Thinking quickly, Damian tore down the hall to his front, hoping to find a closet or something to hide in.
But there was only the door at the end of the hall. He ran towards it as fast as he could. The air around him was slowing him down – he was moving too quickly for it to shift around him as it did for normal creatures. The air was like a thick mass, hindering his movements.
When his vision began to blur, he tried to fight it, but there was no stopping it from overtaking his senses. With a cry of anguish, he threw himself forward, towards the door at the end of the hall.
Time resumed. The door opened.
“What the hell?”
A human scientist walked out the door and stopped about a foot from the prone ferret. When he noticed the pool of blood coming from under its head, he immediately shouted for help.
Down the hall, the two guards were at that moment exiting Damian’s cell, Iocus thrown over one of their shoulders like a sack of wheat.

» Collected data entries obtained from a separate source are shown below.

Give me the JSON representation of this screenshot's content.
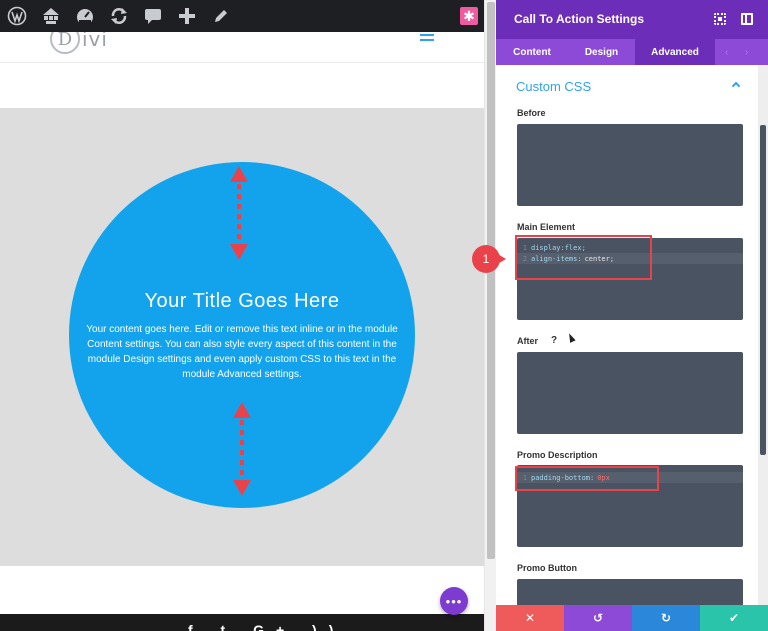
{
  "admin_bar": {
    "icons": [
      "wordpress-icon",
      "sitemap-icon",
      "dashboard-icon",
      "refresh-icon",
      "comment-icon",
      "plus-icon",
      "edit-icon"
    ],
    "star_icon": "star-icon"
  },
  "site": {
    "logo_letter": "D",
    "logo_text": "ivi"
  },
  "cta": {
    "title": "Your Title Goes Here",
    "description": "Your content goes here. Edit or remove this text inline or in the module Content settings. You can also style every aspect of this content in the module Design settings and even apply custom CSS to this text in the module Advanced settings.",
    "background": "#13a3ec"
  },
  "footer": {
    "social": "f  t  G+  ))",
    "menu_button": "•••"
  },
  "panel": {
    "title": "Call To Action Settings",
    "tabs": [
      {
        "label": "Content"
      },
      {
        "label": "Design"
      },
      {
        "label": "Advanced"
      }
    ],
    "section_title": "Custom CSS",
    "fields": {
      "before": "Before",
      "main_element": "Main Element",
      "after": "After",
      "promo_description": "Promo Description",
      "promo_button": "Promo Button"
    },
    "main_code": [
      {
        "line": "1",
        "prop": "display:flex;",
        "val": ""
      },
      {
        "line": "2",
        "prop": "align-items:",
        "val": "center;"
      }
    ],
    "promo_code": [
      {
        "line": "1",
        "prop": "padding-bottom:",
        "val": "0px"
      }
    ],
    "help": "?",
    "footer_buttons": [
      {
        "icon": "close-icon",
        "glyph": "✕",
        "color": "#ef5b5b"
      },
      {
        "icon": "undo-icon",
        "glyph": "↺",
        "color": "#8d4ad6"
      },
      {
        "icon": "redo-icon",
        "glyph": "↻",
        "color": "#2b87da"
      },
      {
        "icon": "check-icon",
        "glyph": "✔",
        "color": "#29c4a9"
      }
    ]
  },
  "annotation": {
    "number": "1",
    "color": "#e9424b"
  },
  "colors": {
    "panel_header": "#6c2eb9",
    "tabs": "#8d4ad6",
    "accent": "#2ea3f2",
    "code_bg": "#4a5361"
  }
}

“Where’d that hybrid go?” The guard in front pointed at the prone ferret at the end of the hall. “There! Hurry!”
The scientist looked up in surprise. “He’s bleeding from his head. We need to help him.”

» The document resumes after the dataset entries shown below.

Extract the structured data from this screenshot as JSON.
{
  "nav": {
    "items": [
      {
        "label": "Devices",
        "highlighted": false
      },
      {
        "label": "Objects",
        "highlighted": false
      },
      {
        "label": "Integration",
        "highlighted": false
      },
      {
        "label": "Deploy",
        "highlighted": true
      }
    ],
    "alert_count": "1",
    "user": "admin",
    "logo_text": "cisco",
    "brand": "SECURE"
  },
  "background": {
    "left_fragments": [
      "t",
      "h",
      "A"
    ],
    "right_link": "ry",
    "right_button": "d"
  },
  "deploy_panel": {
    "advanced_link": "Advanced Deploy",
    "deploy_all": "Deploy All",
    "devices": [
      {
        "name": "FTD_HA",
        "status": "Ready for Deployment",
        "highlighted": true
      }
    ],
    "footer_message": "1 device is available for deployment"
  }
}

The approaching guard knocked the scientist away violently. “Back away, Dr. Lowe! These hybrids are extremely dangerous until we get these restraint collars onto them!”
With a snap, the collar was in place around Damian’s neck. When the guard lifted him up by it, Dr. Lowe shrank back at the sight. “My god… he’s bleeding out his eyes! We need to get him to the medical bay.”
The guard quickly lifted the unconscious ferret up and threw him over his shoulder. “Dr. Mahn gave us his orders. We’re to take these two to the research facility for a post-mindswiping examination, then they are to be placed in Research Outpost 32B, in the Below.”
Dr. Lowe narrowed his eyes. “I wasn’t informed of this. I was told I’d get a chance to examine these hybrids’ powers first hand.”
The guard carrying Iocus scoffed. “I think you just did, Doctor. If you have a problem, take it up with Dr. Mahn. We have our orders.”
The two guards quickly strode past the human scientist, the door sliding shut behind them. Dr. Lowe blinked in shock a few times, then activated his com link. “This is Lowe. Send a cleanup crew to cell block D, and tell Dr. Mahn I’m coming up. I need to speak with him.”